What Williams’ multi-layered work shares with the blues is a portentous narrative investment in luck, fate and chance, and an affirmation of the spiritual and mystical texture of ordinary life, as in bluesman Robert Johnson’s rumored deal with the devil that garnered him guitar-virtuosity and haunted him to the grave. Though Williams’ work is in large part far perkier stuff, it has some of the darker undercurrents of the blues running alongside its sentimental strain.

Williams’ collages, decorated with objects and emblems, seem invested in a world of bad or good luck and ordinary devils and saints who hover beyond the reason-bound scheme of the visible: wheels of fortune, white doves, praying hands, the spades, diamonds and hearts of a card player’s fate, halos and mystical beams of energy emanating from Williams’ figures. All such signs give the impression of an artist who finds a deeper meaning and importance in life’s vagaries, rendered as a confusing morass of trap doors and chance cards.

Williams’ notion of his work as “musical” functions best as a metaphor in Visual Poetry for his interplay of color and form.

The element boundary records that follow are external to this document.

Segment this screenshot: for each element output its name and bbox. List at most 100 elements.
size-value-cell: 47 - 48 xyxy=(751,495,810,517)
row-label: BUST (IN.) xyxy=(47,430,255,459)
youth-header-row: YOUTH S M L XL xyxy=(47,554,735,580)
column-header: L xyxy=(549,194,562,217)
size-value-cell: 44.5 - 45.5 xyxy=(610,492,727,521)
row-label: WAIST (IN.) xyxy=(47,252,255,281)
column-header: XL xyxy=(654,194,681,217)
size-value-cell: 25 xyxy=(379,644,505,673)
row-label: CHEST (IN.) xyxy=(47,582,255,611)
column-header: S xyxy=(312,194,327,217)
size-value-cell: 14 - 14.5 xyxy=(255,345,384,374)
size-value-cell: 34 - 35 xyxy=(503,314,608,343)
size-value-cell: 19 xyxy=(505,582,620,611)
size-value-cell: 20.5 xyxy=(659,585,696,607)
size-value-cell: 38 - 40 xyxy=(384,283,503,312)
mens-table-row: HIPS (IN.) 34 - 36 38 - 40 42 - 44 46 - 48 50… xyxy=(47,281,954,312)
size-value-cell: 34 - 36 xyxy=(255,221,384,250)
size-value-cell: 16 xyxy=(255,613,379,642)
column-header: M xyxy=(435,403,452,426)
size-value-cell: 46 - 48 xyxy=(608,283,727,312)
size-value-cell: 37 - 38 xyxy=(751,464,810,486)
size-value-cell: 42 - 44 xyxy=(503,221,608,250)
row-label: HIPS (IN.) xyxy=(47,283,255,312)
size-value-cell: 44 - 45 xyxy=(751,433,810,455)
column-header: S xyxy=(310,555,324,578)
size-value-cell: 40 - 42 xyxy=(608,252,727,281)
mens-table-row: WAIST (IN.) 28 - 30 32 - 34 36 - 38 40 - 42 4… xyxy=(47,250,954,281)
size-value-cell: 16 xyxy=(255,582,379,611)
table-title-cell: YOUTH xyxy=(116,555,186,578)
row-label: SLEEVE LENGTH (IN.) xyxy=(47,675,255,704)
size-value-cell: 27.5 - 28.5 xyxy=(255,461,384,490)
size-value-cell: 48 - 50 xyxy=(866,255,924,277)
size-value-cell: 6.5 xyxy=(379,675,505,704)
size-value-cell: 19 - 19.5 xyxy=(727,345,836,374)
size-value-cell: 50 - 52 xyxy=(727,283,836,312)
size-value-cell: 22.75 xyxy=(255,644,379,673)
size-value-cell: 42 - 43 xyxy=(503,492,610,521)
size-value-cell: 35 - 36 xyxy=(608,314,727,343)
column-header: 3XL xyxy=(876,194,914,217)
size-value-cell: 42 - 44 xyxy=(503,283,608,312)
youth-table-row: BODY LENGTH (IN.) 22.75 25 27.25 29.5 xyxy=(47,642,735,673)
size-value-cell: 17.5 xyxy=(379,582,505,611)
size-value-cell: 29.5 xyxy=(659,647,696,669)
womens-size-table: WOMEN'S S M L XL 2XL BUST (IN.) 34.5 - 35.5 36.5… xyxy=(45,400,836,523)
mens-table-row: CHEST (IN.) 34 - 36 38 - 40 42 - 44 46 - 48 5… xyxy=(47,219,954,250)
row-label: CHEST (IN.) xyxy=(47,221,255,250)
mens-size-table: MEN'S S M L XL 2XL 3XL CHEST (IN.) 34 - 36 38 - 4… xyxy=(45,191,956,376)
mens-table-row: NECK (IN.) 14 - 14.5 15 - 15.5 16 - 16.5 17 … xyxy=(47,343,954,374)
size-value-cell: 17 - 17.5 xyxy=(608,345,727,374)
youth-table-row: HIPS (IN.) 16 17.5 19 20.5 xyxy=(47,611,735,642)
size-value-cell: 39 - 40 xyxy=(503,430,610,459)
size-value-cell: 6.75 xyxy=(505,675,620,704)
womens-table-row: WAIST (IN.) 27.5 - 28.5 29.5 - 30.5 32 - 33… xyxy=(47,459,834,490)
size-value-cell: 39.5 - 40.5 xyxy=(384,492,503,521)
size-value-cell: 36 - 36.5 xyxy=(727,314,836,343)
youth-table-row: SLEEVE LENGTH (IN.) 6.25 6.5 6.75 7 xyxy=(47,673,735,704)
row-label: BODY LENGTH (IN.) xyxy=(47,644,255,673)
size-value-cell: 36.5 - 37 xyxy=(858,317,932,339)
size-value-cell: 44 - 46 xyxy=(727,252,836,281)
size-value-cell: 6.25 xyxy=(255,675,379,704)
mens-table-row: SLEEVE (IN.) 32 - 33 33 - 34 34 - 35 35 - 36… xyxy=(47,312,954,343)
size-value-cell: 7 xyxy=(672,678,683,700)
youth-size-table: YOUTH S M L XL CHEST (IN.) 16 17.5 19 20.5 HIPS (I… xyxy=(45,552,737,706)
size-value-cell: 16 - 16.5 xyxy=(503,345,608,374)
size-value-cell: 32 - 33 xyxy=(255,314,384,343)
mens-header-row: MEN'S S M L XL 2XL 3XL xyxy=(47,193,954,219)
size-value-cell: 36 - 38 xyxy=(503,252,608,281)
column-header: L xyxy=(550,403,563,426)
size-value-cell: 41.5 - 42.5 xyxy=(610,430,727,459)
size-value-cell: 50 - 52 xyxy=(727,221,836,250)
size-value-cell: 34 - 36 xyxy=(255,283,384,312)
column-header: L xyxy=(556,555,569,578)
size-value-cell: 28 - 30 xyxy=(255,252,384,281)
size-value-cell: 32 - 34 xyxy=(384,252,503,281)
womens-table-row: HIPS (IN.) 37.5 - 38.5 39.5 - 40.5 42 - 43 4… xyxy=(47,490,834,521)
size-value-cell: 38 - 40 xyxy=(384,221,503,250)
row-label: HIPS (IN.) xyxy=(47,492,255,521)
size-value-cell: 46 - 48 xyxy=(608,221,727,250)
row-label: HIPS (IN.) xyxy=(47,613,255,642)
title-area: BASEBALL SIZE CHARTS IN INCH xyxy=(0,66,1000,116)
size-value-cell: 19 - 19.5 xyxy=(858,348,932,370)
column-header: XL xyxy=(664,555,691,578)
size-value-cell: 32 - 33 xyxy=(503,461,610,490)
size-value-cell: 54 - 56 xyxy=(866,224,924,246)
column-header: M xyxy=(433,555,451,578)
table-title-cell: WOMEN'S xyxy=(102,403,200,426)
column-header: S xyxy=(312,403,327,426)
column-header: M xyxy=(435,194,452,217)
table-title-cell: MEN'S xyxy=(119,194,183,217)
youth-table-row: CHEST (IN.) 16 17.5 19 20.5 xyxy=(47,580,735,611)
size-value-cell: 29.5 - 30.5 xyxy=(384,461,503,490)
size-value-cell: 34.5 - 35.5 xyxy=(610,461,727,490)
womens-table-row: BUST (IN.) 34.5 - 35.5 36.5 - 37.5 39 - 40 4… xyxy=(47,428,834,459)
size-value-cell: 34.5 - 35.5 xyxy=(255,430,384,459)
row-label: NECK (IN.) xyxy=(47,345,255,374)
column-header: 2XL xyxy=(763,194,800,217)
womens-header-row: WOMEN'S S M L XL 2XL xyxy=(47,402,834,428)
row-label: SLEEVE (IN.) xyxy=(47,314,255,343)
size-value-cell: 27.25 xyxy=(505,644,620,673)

But the artist often threatens to belabor this idea with actual instruments — the embellished found objects in Visual Poetry constituting the weakest link in the show — such as a trombone, an electric guitar and an acoustic guitar hanging in the space, which the artist has decorated with his signature fantastic hues, beads and glitter. Rather, Williams’ true talent seems rooted in his clever application of music-as-metaphor for painting’s often non-representational emotional pull.

Like many local artists, Williams relies heavily on found photographs, which often form the emotional centerpieces of his elaborate collages. Images of a dignified older man in “Visitation,” with a signature halo poised around his head, or of a small child in “Crown” give the work a moody, despondent tone that other pieces like the epic “Spade” make overt. There is the weight of parable to this large 48x96-inch painting on board that depicts two black men like identical but reversed figures on a card, save one whose heart has been pierced by a knife, releasing crimson droplets to amass into a pool of blood. The circle of blood, the halos and constellation of other fateful, ever-expanding ripples gives a circularity and inevitability to the piece — a sense that reoccurs in the work of life as a sad, perpetual, often graced, but mysterious web.

Visual Poetry: New Works by Carl Joe Williams runs through Aug. 4 at Swan Coach House Gallery, 3130 Slaton Drive. Open 10 a.m.-4 p.m. Tues.-Sat. 404-266-2636.??